For nef file with mutiple models, we can specify the model with model ID:

hw_results_2 = ktc.kneron_inference(input_data, nef_file=batch_compile_result, input_names=["images"], model_id=32769, platform=720)

After getting the hw_results and post-process it, you may want to compare the result with the fixed_results which is generated in section 4.2 to see if the results match. If the results mismatch, please contact us direcly through forum https://www.kneron.com/forum/.

5.3. NEF Combine (Optional)

This section is not part of the normal workflow. But it would be very useful when you already have multiple nef files, some of which might from different versions of the toolchain, and you want to combine them into one. Here we provide a python API to achieve it.

ktc.combine_nef(nef_path_list, output_path = "/data1/combined")

Below is the API. The return value is the output folder path.

Args:

nef_list (List[str]): a list of nef file paths to combine.
output_path (str, optional): output folder name. Defaults to /data1/combined. The nef path would be /data1/combined/models_.nef.

Here is an usage example. Suppose you have three 520 nef files: /data1/model_32769.nef, /data1/model_32770.nef and /data1/model_32771.nef. Then you can use the following code to combine them. The result is "/data1/combined/models_520.nef"

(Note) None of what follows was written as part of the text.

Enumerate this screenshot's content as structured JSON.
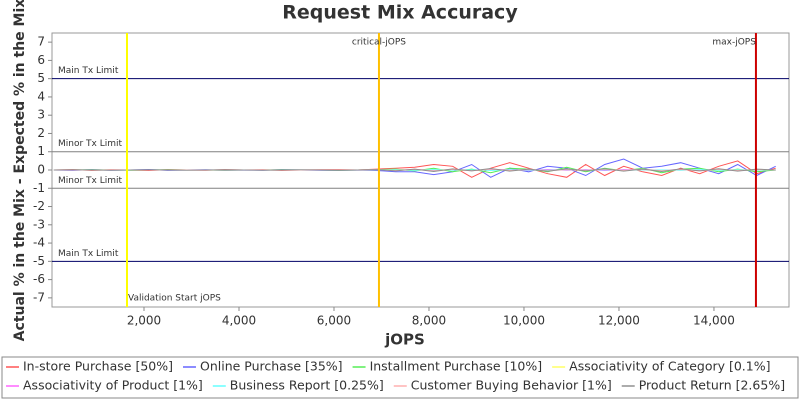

#[Note] The nef files in this example is not really provided.
ktc.combine_nef(['/data1/model_32769.nef', '/data1/model_32770.nef', '/data1/model_32771.nef'], output_path = "/data1/combined")

Please note that nef files for 720 hardware generated using the default configuration after toolchain v0.20.0 cannot be combined with the nef files generated previously. This is caused by the default setting for flatbuffer has been changed from False to True for the 720 hardware.